Acute Care: On admission, all diagnostic and treatment procedures are explained briefly to reduce stress and anxiety. Continuous electrocardiographic monitoring is used to identify changes in heart rhythm, rate, and conduction. Location, radiation, quality, severity, and frequency of chest pain are documented and relieved with IV morphine. Bleeding is the most common complication of antiplatelet, anticoagulant, and fibrinolytic therapies. The complete blood count, prothrombin time, and activated partial thromboplastin time are monitored at daily intervals. IV sites are assessed for evidence of bleeding. Fluid balance and pulmonary status are closely monitored for signs of fluid retention and overload. Breath sounds are auscultated for crackles (which may resolve by having the patient cough when caused by atelectasis, or which may indicate pulmonary edema when they do not). Heart sounds are auscultated for S3 or S4 gallops or new heart murmurs. Patient care and other activities should be organized to allow for periods on uninterrupted rest. Stool softeners are prescribed to prevent straining during defecation, which can cause vagal stimulation and slow the heart rate. Antiembolism stockings help to prevent venostasis and deep vein thrombosis. Emotional support is provided to decrease stress and anxiety. Adjustment disorders and depression are often experienced by MI patients, and the patient and family are assisted to deal with these feelings. Stress tests, coronary angiography, cardiac imaging procedures, reperfusion techniques, and other interventions are explained. The patient receives assistance in coping with changes in health status and self-concept.

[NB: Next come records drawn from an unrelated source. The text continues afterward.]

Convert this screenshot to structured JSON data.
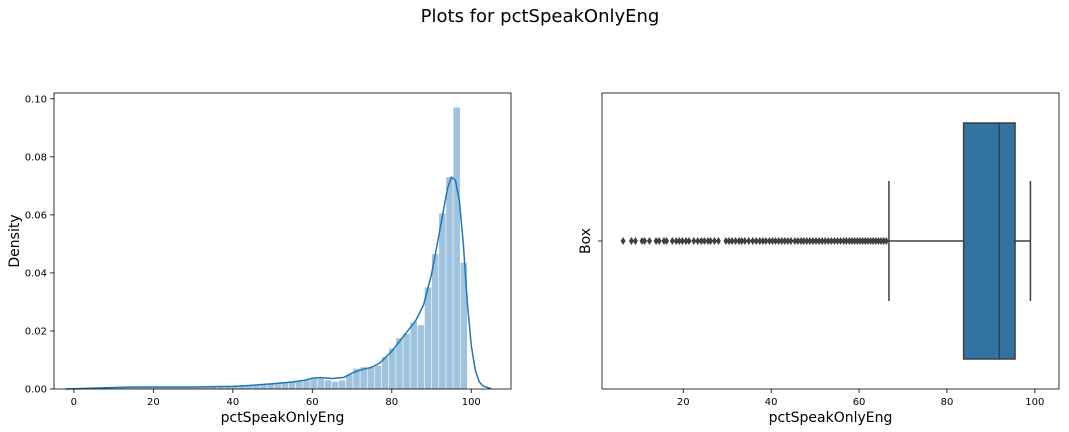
{
  "figure": {
    "suptitle": "Plots for pctSpeakOnlyEng"
  },
  "colors": {
    "hist_fill": "#9ec3df",
    "kde_line": "#1f77b4",
    "box_fill": "#3274a1",
    "box_edge": "#3f3f3f",
    "outlier": "#3f3f3f"
  },
  "chart_data": [
    {
      "type": "histogram",
      "xlabel": "pctSpeakOnlyEng",
      "ylabel": "Density",
      "xlim": [
        -5,
        110
      ],
      "ylim": [
        0,
        0.102
      ],
      "xticks": [
        0,
        20,
        40,
        60,
        80,
        100
      ],
      "yticks": [
        0.0,
        0.02,
        0.04,
        0.06,
        0.08,
        0.1
      ],
      "xtick_labels": [
        "0",
        "20",
        "40",
        "60",
        "80",
        "100"
      ],
      "ytick_labels": [
        "0.00",
        "0.02",
        "0.04",
        "0.06",
        "0.08",
        "0.10"
      ],
      "bins": [
        [
          5.5,
          7.3,
          0.0004
        ],
        [
          7.3,
          9.1,
          0.0004
        ],
        [
          9.1,
          10.9,
          0.0006
        ],
        [
          10.9,
          12.7,
          0.0007
        ],
        [
          12.7,
          14.5,
          0.0007
        ],
        [
          14.5,
          16.3,
          0.0008
        ],
        [
          16.3,
          18.1,
          0.0008
        ],
        [
          18.1,
          19.9,
          0.0007
        ],
        [
          19.9,
          21.7,
          0.0006
        ],
        [
          21.7,
          23.5,
          0.0006
        ],
        [
          23.5,
          25.3,
          0.0006
        ],
        [
          25.3,
          27.1,
          0.0008
        ],
        [
          27.1,
          28.9,
          0.0006
        ],
        [
          28.9,
          30.7,
          0.0007
        ],
        [
          30.7,
          32.5,
          0.0007
        ],
        [
          32.5,
          34.3,
          0.0008
        ],
        [
          34.3,
          36.1,
          0.0007
        ],
        [
          36.1,
          37.9,
          0.0007
        ],
        [
          37.9,
          39.7,
          0.0008
        ],
        [
          39.7,
          41.5,
          0.0008
        ],
        [
          41.5,
          43.3,
          0.001
        ],
        [
          43.3,
          45.1,
          0.0012
        ],
        [
          45.1,
          46.9,
          0.0015
        ],
        [
          46.9,
          48.7,
          0.0016
        ],
        [
          48.7,
          50.5,
          0.0016
        ],
        [
          50.5,
          52.3,
          0.002
        ],
        [
          52.3,
          54.1,
          0.0024
        ],
        [
          54.1,
          55.9,
          0.0026
        ],
        [
          55.9,
          57.7,
          0.0025
        ],
        [
          57.7,
          59.5,
          0.003
        ],
        [
          59.5,
          61.3,
          0.0035
        ],
        [
          61.3,
          63.1,
          0.0035
        ],
        [
          63.1,
          64.9,
          0.003
        ],
        [
          64.9,
          66.7,
          0.0025
        ],
        [
          66.7,
          68.5,
          0.003
        ],
        [
          68.5,
          70.3,
          0.005
        ],
        [
          70.3,
          72.1,
          0.007
        ],
        [
          72.1,
          73.9,
          0.0075
        ],
        [
          73.9,
          75.7,
          0.0073
        ],
        [
          75.7,
          77.5,
          0.008
        ],
        [
          77.5,
          79.3,
          0.011
        ],
        [
          79.3,
          81.1,
          0.014
        ],
        [
          81.1,
          82.9,
          0.0175
        ],
        [
          82.9,
          84.7,
          0.019
        ],
        [
          84.7,
          86.5,
          0.023
        ],
        [
          86.5,
          88.3,
          0.022
        ],
        [
          88.3,
          90.1,
          0.035
        ],
        [
          90.1,
          91.9,
          0.0465
        ],
        [
          91.9,
          93.7,
          0.0605
        ],
        [
          93.7,
          95.5,
          0.073
        ],
        [
          95.5,
          97.3,
          0.097
        ],
        [
          97.3,
          99.1,
          0.0435
        ]
      ],
      "kde": [
        [
          -2,
          0.0
        ],
        [
          0,
          0.0001
        ],
        [
          5,
          0.0003
        ],
        [
          10,
          0.0005
        ],
        [
          15,
          0.0007
        ],
        [
          20,
          0.0007
        ],
        [
          25,
          0.0007
        ],
        [
          30,
          0.0007
        ],
        [
          35,
          0.0008
        ],
        [
          40,
          0.0009
        ],
        [
          45,
          0.0013
        ],
        [
          50,
          0.0018
        ],
        [
          55,
          0.0024
        ],
        [
          58,
          0.003
        ],
        [
          60,
          0.0037
        ],
        [
          62,
          0.0039
        ],
        [
          65,
          0.0036
        ],
        [
          68,
          0.004
        ],
        [
          70,
          0.0055
        ],
        [
          72,
          0.0065
        ],
        [
          75,
          0.0075
        ],
        [
          77,
          0.009
        ],
        [
          80,
          0.013
        ],
        [
          82,
          0.0165
        ],
        [
          84,
          0.02
        ],
        [
          86,
          0.0235
        ],
        [
          88,
          0.029
        ],
        [
          90,
          0.0395
        ],
        [
          92,
          0.054
        ],
        [
          94,
          0.069
        ],
        [
          95,
          0.073
        ],
        [
          96,
          0.072
        ],
        [
          97,
          0.065
        ],
        [
          98,
          0.05
        ],
        [
          99,
          0.03
        ],
        [
          100,
          0.015
        ],
        [
          101,
          0.0065
        ],
        [
          102,
          0.0025
        ],
        [
          103,
          0.001
        ],
        [
          105,
          0.0001
        ]
      ]
    },
    {
      "type": "box",
      "xlabel": "pctSpeakOnlyEng",
      "ylabel": "Box",
      "xlim": [
        1.5,
        105.5
      ],
      "xticks": [
        20,
        40,
        60,
        80,
        100
      ],
      "xtick_labels": [
        "20",
        "40",
        "60",
        "80",
        "100"
      ],
      "q1": 83.8,
      "median": 91.9,
      "q3": 95.5,
      "whisker_low": 66.8,
      "whisker_high": 99.0,
      "outliers": [
        6.3,
        8.2,
        9.1,
        10.6,
        11.2,
        12.3,
        13.8,
        14.5,
        15.6,
        16.2,
        17.5,
        18.4,
        19.1,
        19.8,
        20.6,
        21.3,
        22.4,
        23.3,
        24.1,
        24.8,
        25.6,
        26.2,
        27.1,
        28.0,
        29.7,
        30.4,
        31.1,
        31.9,
        32.7,
        33.3,
        34.0,
        34.9,
        35.8,
        36.6,
        37.4,
        38.1,
        38.8,
        39.6,
        40.3,
        41.0,
        41.7,
        42.4,
        43.1,
        43.8,
        44.5,
        45.4,
        46.1,
        46.8,
        47.4,
        48.1,
        48.8,
        49.5,
        50.2,
        50.9,
        51.6,
        52.3,
        53.0,
        53.7,
        54.4,
        55.1,
        55.8,
        56.5,
        57.1,
        57.8,
        58.4,
        59.0,
        59.6,
        60.2,
        60.8,
        61.4,
        62.0,
        62.6,
        63.2,
        63.8,
        64.4,
        65.0,
        65.6,
        66.2
      ]
    }
  ]
}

Ambulatory Care: Cardiac rehabilitation begins as soon as the patient is physiologically stable. The goal of cardiac rehabilitation is to have the patient establish a healthy lifestyle that minimizes the risk of another MI. Ambulation is slowly increased, and a low-level treadmill test may be ordered before discharge to determine exercise tolerance and the risk of future heart attacks. Patients are taught not only to measure their pulse but also to assess their response to exercise in terms of fatigue, ease of breathing, and perceived workload. Following discharge, exercise is slowly increased, first while being monitored closely by supervised cardiac rehabilitation, and then more independently. The patient also receives information about a low saturated fat, low cholesterol, low calorie diet, such as the DASH eating plan (Dietary Approaches to Stop Hypertension), resumption of sexual activity, work, and other activities. The patient is taught about desired and adverse affects of all medications: aspirin therapy is usually prescribed as ongoing antiplatelet therapy (with or without clopidogrel), but patients should be warned about the risk of bleeding and be advised to avoid products containing ibuprofen, which blocks aspirin’s antiplatelet effects. Smoking cessation is an important preventive for future MIs. High blood pressure, obesity, adverse cholesterol levels, and diabetes mellitus also should be carefully managed to help prevent future MIs. Alcohol intake should be limited to 1 drink daily (women), 2 drinks daily (men). Opportunities are created for patients and families to share feelings and receive realistic reassurance about common fears.